What follows is a symphony of moans and pleas. His mouth does things that make me see stars. He takes me to the edge again and again, holding me there until I’m shaking, grunting, begging.
"Alex," I warn when I feel I can't take any more. "Alex, I'm going to..."
But he doesn’t pull away. On the contrary - he takes me deeper, moaning around my cock. I have to grab him by the hair and pull him away as if separating a cat from a bag of food because after this, I don't intend to come simply from a blowjob.
I grab him by the neck and pull him toward me, kissing him with all the intensity I feel. When we part, his eyes are clouded with desire.
"Turn around," I order. "On your hands and knees."
He obeys instantly, presenting himself to me in a way that makes me grunt. I position myself behind him, admiring how he trembles with anticipation.
"Color?" I ask, more out of habit than need.
"Green, sir," he responds without hesitation. "Please..."
I enter cleanly, with no memory of how impossible it was the first time, and his body receives me as if it were created for this. For me. He moves with me in perfect synchrony, every moan in synesthesia with the friction of his insides.

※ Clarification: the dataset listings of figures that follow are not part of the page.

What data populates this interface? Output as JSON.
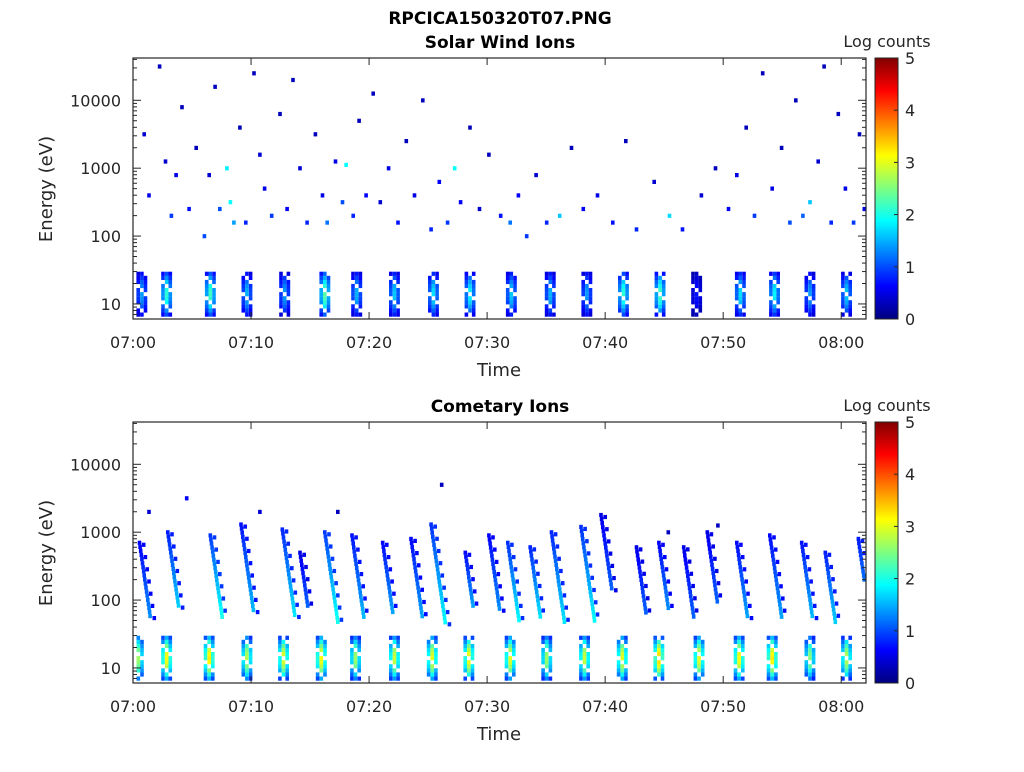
{
  "figure_title": "RPCICA150320T07.PNG",
  "chart_data": [
    {
      "type": "heatmap",
      "title": "Solar Wind Ions",
      "xlabel": "Time",
      "ylabel": "Energy (eV)",
      "xlim_minutes_after_0700": [
        0,
        62.1
      ],
      "ylim": [
        6,
        42000
      ],
      "yscale": "log",
      "xticks": [
        "07:00",
        "07:10",
        "07:20",
        "07:30",
        "07:40",
        "07:50",
        "08:00"
      ],
      "yticks": [
        "10",
        "100",
        "1000",
        "10000"
      ],
      "colorbar": {
        "label": "Log counts",
        "range": [
          0,
          5
        ],
        "ticks": [
          "0",
          "1",
          "2",
          "3",
          "4",
          "5"
        ],
        "colormap": "jet"
      },
      "low_energy_bursts": {
        "energy_range_eV": [
          7,
          28
        ],
        "times_min": [
          0.6,
          2.7,
          6.4,
          9.5,
          12.7,
          16.1,
          18.8,
          22.0,
          25.3,
          28.4,
          31.9,
          35.2,
          38.3,
          41.4,
          44.5,
          47.6,
          51.3,
          54.2,
          57.2,
          60.3
        ],
        "peak_log_counts": [
          1.2,
          1.8,
          1.9,
          1.3,
          1.2,
          2.0,
          1.3,
          1.4,
          1.5,
          1.6,
          1.4,
          1.3,
          1.2,
          1.8,
          1.9,
          0.6,
          1.5,
          1.6,
          1.2,
          1.4
        ]
      },
      "cells": [
        [
          0.8,
          3.5,
          0.4
        ],
        [
          1.2,
          2.6,
          0.5
        ],
        [
          2.1,
          4.5,
          0.3
        ],
        [
          2.6,
          3.1,
          0.4
        ],
        [
          3.1,
          2.3,
          0.9
        ],
        [
          3.5,
          2.9,
          0.5
        ],
        [
          4.0,
          3.9,
          0.3
        ],
        [
          4.6,
          2.4,
          0.7
        ],
        [
          5.2,
          3.3,
          0.3
        ],
        [
          5.9,
          2.0,
          1.0
        ],
        [
          6.3,
          2.9,
          0.4
        ],
        [
          6.8,
          4.2,
          0.3
        ],
        [
          7.2,
          2.4,
          1.0
        ],
        [
          7.8,
          3.0,
          1.8
        ],
        [
          8.1,
          2.5,
          1.9
        ],
        [
          8.4,
          2.2,
          1.4
        ],
        [
          8.9,
          3.6,
          0.3
        ],
        [
          9.4,
          2.2,
          0.8
        ],
        [
          10.1,
          4.4,
          0.3
        ],
        [
          10.6,
          3.2,
          0.4
        ],
        [
          11.0,
          2.7,
          0.5
        ],
        [
          11.6,
          2.3,
          0.9
        ],
        [
          12.3,
          3.8,
          0.3
        ],
        [
          12.9,
          2.4,
          0.6
        ],
        [
          13.4,
          4.3,
          0.3
        ],
        [
          14.0,
          3.0,
          0.4
        ],
        [
          14.6,
          2.2,
          0.8
        ],
        [
          15.3,
          3.5,
          0.3
        ],
        [
          15.9,
          2.6,
          0.5
        ],
        [
          16.3,
          2.2,
          1.2
        ],
        [
          17.0,
          3.1,
          0.5
        ],
        [
          17.6,
          2.5,
          1.0
        ],
        [
          17.9,
          3.05,
          1.9
        ],
        [
          18.5,
          2.3,
          0.8
        ],
        [
          19.0,
          3.7,
          0.3
        ],
        [
          19.6,
          2.6,
          0.6
        ],
        [
          20.2,
          4.1,
          0.3
        ],
        [
          20.8,
          2.5,
          0.4
        ],
        [
          21.5,
          3.0,
          0.5
        ],
        [
          22.3,
          2.2,
          0.7
        ],
        [
          23.0,
          3.4,
          0.3
        ],
        [
          23.7,
          2.6,
          0.5
        ],
        [
          24.4,
          4.0,
          0.3
        ],
        [
          25.1,
          2.1,
          0.8
        ],
        [
          25.8,
          2.8,
          0.6
        ],
        [
          26.5,
          2.2,
          0.9
        ],
        [
          27.1,
          3.0,
          1.9
        ],
        [
          27.6,
          2.5,
          0.6
        ],
        [
          28.4,
          3.6,
          0.3
        ],
        [
          29.2,
          2.4,
          0.4
        ],
        [
          30.0,
          3.2,
          0.3
        ],
        [
          31.0,
          2.3,
          0.7
        ],
        [
          31.8,
          2.2,
          1.2
        ],
        [
          32.5,
          2.6,
          0.6
        ],
        [
          33.2,
          2.0,
          0.9
        ],
        [
          34.0,
          2.9,
          0.4
        ],
        [
          34.9,
          2.2,
          0.8
        ],
        [
          36.0,
          2.3,
          1.6
        ],
        [
          37.0,
          3.3,
          0.3
        ],
        [
          38.0,
          2.4,
          0.6
        ],
        [
          39.2,
          2.6,
          0.5
        ],
        [
          40.5,
          2.2,
          0.7
        ],
        [
          41.6,
          3.4,
          0.3
        ],
        [
          42.5,
          2.1,
          0.8
        ],
        [
          44.0,
          2.8,
          0.4
        ],
        [
          45.3,
          2.3,
          1.7
        ],
        [
          46.4,
          2.1,
          0.7
        ],
        [
          48.0,
          2.6,
          0.4
        ],
        [
          49.2,
          3.0,
          0.3
        ],
        [
          50.3,
          2.4,
          0.6
        ],
        [
          51.0,
          2.9,
          0.5
        ],
        [
          51.8,
          3.6,
          0.3
        ],
        [
          52.5,
          2.3,
          0.9
        ],
        [
          53.2,
          4.4,
          0.3
        ],
        [
          54.0,
          2.7,
          0.5
        ],
        [
          54.8,
          3.3,
          0.3
        ],
        [
          55.5,
          2.2,
          1.0
        ],
        [
          56.0,
          4.0,
          0.3
        ],
        [
          56.6,
          2.3,
          1.1
        ],
        [
          57.2,
          2.5,
          1.6
        ],
        [
          57.9,
          3.1,
          0.4
        ],
        [
          58.4,
          4.5,
          0.3
        ],
        [
          59.0,
          2.2,
          0.8
        ],
        [
          59.6,
          3.8,
          0.3
        ],
        [
          60.2,
          2.7,
          0.5
        ],
        [
          60.9,
          2.2,
          0.9
        ],
        [
          61.4,
          3.5,
          0.3
        ],
        [
          61.8,
          2.4,
          0.5
        ]
      ]
    },
    {
      "type": "heatmap",
      "title": "Cometary Ions",
      "xlabel": "Time",
      "ylabel": "Energy (eV)",
      "xlim_minutes_after_0700": [
        0,
        62.1
      ],
      "ylim": [
        6,
        42000
      ],
      "yscale": "log",
      "xticks": [
        "07:00",
        "07:10",
        "07:20",
        "07:30",
        "07:40",
        "07:50",
        "08:00"
      ],
      "yticks": [
        "10",
        "100",
        "1000",
        "10000"
      ],
      "colorbar": {
        "label": "Log counts",
        "range": [
          0,
          5
        ],
        "ticks": [
          "0",
          "1",
          "2",
          "3",
          "4",
          "5"
        ],
        "colormap": "jet"
      },
      "low_energy_bursts": {
        "energy_range_eV": [
          7,
          28
        ],
        "times_min": [
          0.3,
          2.7,
          6.3,
          9.5,
          12.6,
          15.8,
          18.7,
          22.0,
          25.2,
          28.3,
          31.8,
          34.9,
          38.1,
          41.3,
          44.4,
          47.8,
          51.2,
          54.0,
          57.2,
          60.3
        ],
        "peak_log_counts": [
          2.3,
          2.7,
          2.8,
          2.4,
          2.6,
          2.7,
          2.3,
          2.5,
          2.6,
          2.7,
          2.6,
          2.3,
          2.5,
          2.6,
          2.9,
          2.6,
          2.7,
          2.8,
          2.2,
          2.4
        ]
      },
      "dispersion_streaks": [
        [
          0.4,
          700,
          60,
          1.2
        ],
        [
          2.8,
          1000,
          80,
          1.5
        ],
        [
          6.4,
          900,
          60,
          1.8
        ],
        [
          9.0,
          1300,
          70,
          1.4
        ],
        [
          12.5,
          1100,
          60,
          1.6
        ],
        [
          14.0,
          500,
          80,
          1.0
        ],
        [
          16.1,
          1000,
          50,
          1.8
        ],
        [
          18.4,
          900,
          60,
          1.4
        ],
        [
          21.0,
          700,
          70,
          1.3
        ],
        [
          23.4,
          800,
          60,
          1.3
        ],
        [
          25.1,
          1300,
          50,
          1.7
        ],
        [
          28.0,
          500,
          80,
          1.3
        ],
        [
          30.0,
          900,
          80,
          1.2
        ],
        [
          31.6,
          700,
          50,
          1.7
        ],
        [
          33.5,
          600,
          60,
          1.6
        ],
        [
          35.3,
          1000,
          50,
          1.6
        ],
        [
          37.8,
          1200,
          50,
          1.7
        ],
        [
          39.5,
          1800,
          150,
          1.0
        ],
        [
          42.5,
          600,
          70,
          1.0
        ],
        [
          44.4,
          700,
          80,
          1.2
        ],
        [
          46.5,
          600,
          60,
          1.0
        ],
        [
          48.5,
          1000,
          90,
          1.0
        ],
        [
          51.0,
          700,
          60,
          1.3
        ],
        [
          53.8,
          900,
          60,
          1.3
        ],
        [
          56.5,
          700,
          60,
          1.4
        ],
        [
          58.5,
          500,
          50,
          1.5
        ],
        [
          61.3,
          800,
          40,
          1.5
        ]
      ],
      "cells": [
        [
          4.4,
          3.5,
          0.6
        ],
        [
          26.0,
          3.7,
          0.3
        ],
        [
          1.2,
          3.3,
          0.4
        ],
        [
          10.6,
          3.3,
          0.4
        ],
        [
          17.2,
          3.3,
          0.3
        ],
        [
          45.2,
          3.0,
          0.3
        ],
        [
          49.4,
          3.1,
          0.3
        ]
      ]
    }
  ]
}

I fuck him hard, marking each thrust with a slap to his already reddened ass. His moans are music to my ears, especially now that I know they are completely genuine. No more layers, no more masks - just Alex, surrendering completely.
When I finally let him come, it's with my name on his lips and my marks all over his body. He collapses beneath me, trembling and gasping.
I lie down next to him, pulling him against my chest. He curls up immediately, as he always does, and for the first time, I allow myself to fully enjoy this moment of shared vulnerability.
"Shit," I think as I catch my breath. "This is a make-up fuck."
His soft laugh against my chest is all the response I need. For now.
Tomorrow we'll deal with everything else - with work, with boundaries, with this new dynamic we’re building. For now, I just want to enjoy having my submissive (my Alex, a voice in my head whispers that I choose to ignore) safe in my arms.
And if my protective side is practically purring with satisfaction... well, I guess some battles are destined to be lost.